Walai.id, Jakarta – Mahkamah Konstitusi (MK) akan menggelar sidang Undang-Undang Nomor 22 Tahun 2009 tentang Lalu Lintas dan Angkutan Jalan (UU LLAJ) pada Senin (19/6), pukul 11.00 WIB dengan agenda Mendengarkan Keterangan DPR dan Presiden, Senin 19/06/2023.
Permohonan yang teregistrasi dengan nomor perkara 42/PUU- XXI/2023 ini diajukan oleh Arifin Purwanto, S.H yang berprofesi sebagai Advokat.
Norma yang diajukan Pemohon untuk diuji adalah Pasal 85 ayat (2): Surat Izin Mengemudi berlaku selama 5 tahun dan dapat diperpanjang.
Pemohon merasa dirugikan apabila harus memperpanjang surat izin mengemudi (SIM) setelah masa berlakunya habis/mati yakni 5 tahun.
Menurut Pemohon masa berlaku SIM yang hanya 5 tahun tidak ada dasar hukumnya dan tidak jelas tolak ukurnya berdasarkan kajian dari lembaga yang mana.
Kerugian lain yakni Pemohon harus mengeluarkan uang/biaya serta tenaga dan waktu untuk proses memperpanjang masa berlakunya SIM setelah habis/mati.
Sesuai dengan UU LLAJ, setiap pengendara wajib memiliki SIM. Bagi pengendara kendaraan bermotor yang akan memiliki/mendapatkan SIM tentu bukan perkara yang mudah terutama pada saat ujian teori dan praktek.
Dimana, hasil ujian teori tidak ditunjukkan mana jawaban yang benar dan mana yang salah namun hanya diberitahu kalau tidak lulus ujian teori.
Selain itu, tolak ukur materi ujian teori dan praktek tidak jelas dasar hukumnya dan apa sudah berdasarkan kajian dari lembaga yang berkompeten dan sah serta memiliki kompetensi dengan materi ujian tersebut.
Hal ini jelas bertentangan dengan pasa 28D ayat (1) UUD 1945. Selama ini sebelum mengadakan sebuah ujian tentunya ada pembelajaran terlebih dahulu, namun dalam memperoleh SIM, tidak pernah ada pelajaran baik teori maupun praktek tentang lalu lintas dan angkutan jalan dari lembaga yang berkompeten, tetapi langsung proses ujian.
Oleh karena itu pengendara yang akan mencari/mendapatkan SIM seringkali tidak lulus. Bahwa karena tidak adanya dasar hukum yang jelas, kondisi ini seringkali dimanfaatkan oleh oknum-oknum tertentu, misalnya calo.

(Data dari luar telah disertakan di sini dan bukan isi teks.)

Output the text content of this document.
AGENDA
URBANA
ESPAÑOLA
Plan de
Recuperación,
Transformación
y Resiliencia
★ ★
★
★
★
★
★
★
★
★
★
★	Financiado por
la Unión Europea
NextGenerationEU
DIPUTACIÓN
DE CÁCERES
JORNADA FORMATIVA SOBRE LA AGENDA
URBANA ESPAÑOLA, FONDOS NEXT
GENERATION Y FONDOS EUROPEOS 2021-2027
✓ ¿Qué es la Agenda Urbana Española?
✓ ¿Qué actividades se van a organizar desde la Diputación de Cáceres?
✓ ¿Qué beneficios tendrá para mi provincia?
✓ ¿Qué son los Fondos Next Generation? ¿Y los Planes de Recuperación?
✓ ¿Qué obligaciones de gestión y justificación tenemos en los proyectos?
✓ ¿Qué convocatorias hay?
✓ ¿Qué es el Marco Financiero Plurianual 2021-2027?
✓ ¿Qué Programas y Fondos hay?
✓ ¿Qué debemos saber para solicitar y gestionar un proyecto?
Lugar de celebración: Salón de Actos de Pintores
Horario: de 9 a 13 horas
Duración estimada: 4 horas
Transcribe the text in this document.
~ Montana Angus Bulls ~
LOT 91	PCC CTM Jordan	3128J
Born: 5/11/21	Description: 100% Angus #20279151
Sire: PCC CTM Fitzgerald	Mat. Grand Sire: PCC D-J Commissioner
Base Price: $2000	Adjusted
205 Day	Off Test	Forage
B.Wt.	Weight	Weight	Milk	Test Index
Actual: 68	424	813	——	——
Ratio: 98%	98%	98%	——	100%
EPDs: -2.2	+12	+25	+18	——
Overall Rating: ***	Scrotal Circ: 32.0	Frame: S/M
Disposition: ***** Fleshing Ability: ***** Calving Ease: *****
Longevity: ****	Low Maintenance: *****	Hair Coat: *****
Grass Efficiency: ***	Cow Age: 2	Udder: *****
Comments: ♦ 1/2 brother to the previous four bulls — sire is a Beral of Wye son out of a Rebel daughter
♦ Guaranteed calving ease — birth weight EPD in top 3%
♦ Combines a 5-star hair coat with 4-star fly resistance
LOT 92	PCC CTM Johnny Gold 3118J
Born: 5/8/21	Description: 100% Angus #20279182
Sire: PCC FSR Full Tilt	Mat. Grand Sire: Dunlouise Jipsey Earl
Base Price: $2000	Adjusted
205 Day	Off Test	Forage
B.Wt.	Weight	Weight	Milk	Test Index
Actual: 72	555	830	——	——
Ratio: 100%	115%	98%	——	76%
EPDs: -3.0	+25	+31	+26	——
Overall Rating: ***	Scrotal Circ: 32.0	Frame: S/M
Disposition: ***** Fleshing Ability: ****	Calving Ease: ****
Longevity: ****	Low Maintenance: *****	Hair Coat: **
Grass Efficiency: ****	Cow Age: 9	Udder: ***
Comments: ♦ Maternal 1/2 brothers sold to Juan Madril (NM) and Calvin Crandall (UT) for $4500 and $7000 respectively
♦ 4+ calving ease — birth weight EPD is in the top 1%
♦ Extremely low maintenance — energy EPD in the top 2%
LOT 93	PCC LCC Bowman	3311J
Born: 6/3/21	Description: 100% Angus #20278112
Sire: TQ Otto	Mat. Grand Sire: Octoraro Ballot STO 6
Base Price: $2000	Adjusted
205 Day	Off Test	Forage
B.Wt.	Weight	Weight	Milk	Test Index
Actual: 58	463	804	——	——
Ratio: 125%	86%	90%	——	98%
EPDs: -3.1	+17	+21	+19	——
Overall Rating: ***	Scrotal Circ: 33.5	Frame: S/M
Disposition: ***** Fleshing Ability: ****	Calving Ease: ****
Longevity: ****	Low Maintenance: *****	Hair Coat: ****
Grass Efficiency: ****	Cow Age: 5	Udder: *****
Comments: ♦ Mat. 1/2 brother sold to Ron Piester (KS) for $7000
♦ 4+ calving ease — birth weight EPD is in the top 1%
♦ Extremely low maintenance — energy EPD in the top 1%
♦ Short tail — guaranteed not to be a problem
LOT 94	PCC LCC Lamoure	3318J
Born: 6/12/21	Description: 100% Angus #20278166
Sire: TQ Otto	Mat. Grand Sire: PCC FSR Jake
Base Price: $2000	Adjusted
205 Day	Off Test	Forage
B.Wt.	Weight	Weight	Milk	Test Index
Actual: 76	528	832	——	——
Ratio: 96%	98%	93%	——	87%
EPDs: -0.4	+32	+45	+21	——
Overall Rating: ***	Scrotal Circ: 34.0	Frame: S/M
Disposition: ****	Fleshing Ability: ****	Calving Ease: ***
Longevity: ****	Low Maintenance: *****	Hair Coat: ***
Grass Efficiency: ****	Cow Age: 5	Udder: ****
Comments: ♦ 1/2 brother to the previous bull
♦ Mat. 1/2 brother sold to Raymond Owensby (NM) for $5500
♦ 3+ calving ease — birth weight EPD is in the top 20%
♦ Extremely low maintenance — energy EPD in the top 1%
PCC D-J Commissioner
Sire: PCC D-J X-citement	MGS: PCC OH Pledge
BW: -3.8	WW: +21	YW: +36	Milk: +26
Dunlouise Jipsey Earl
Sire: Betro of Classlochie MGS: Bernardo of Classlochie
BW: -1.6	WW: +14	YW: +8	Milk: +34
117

Berdasarkan alasan-alasan tersebut, Pemohon meminta MK untuk mengabulkan permohonan dan menyatakan bahwa Pasal 85 ayat (2) Undang-Undang Nomor 22 Tahun 2009 tentang Lalu Lintas dan Angkutan Jalan bertentangan dengan UUD 1945 dan tidak mempunyai kekuatan hukum mengikat sepanjang frasa “berlaku selama 5 tahun dan dapat diperpanjang” tidak dimaknai “berlaku seumur hidup”.
Dalam sidang Pemeriksaan Pendahuluan (10/5) lalu, Majelis Hakim Panel MK menyarankan Pemohon untuk memahami Peraturan Mahkamah Konstitusi (PMK) sebagai pedoman dalam menyusun permohonan sehingga Pemohon dapat melengkapi permohonannya dengan baik.
Selain itu, MK juga meminta Pemohon untuk mempelajari putusan-putusan MK yang pernah dikabulkan agar Pemohon dapat menguraikan alasan-alasan permohonan yang mana pasal yang diujikan bertentangan dengan UUD 1945.
Sidang dengan agenda Perbaikan Permohonan (25/5) lalu, Arifin menyampaikan poin-poin perbaikan terdapat pada pokok permohonan di nomor 22 hingga nomor 26 tentang ujian teori dan praktik yang dianggap tidak memiliki dasar hukum dan tidak relevan dengan situasi saat ini.
Selain itu perbaikan pada pokok permohonan nomor 36 tentang usia, dimana terdapat pendapat mengenai usia 85 keatas sudah tidak bisa mengendarai kendaraan dan memegang SIM.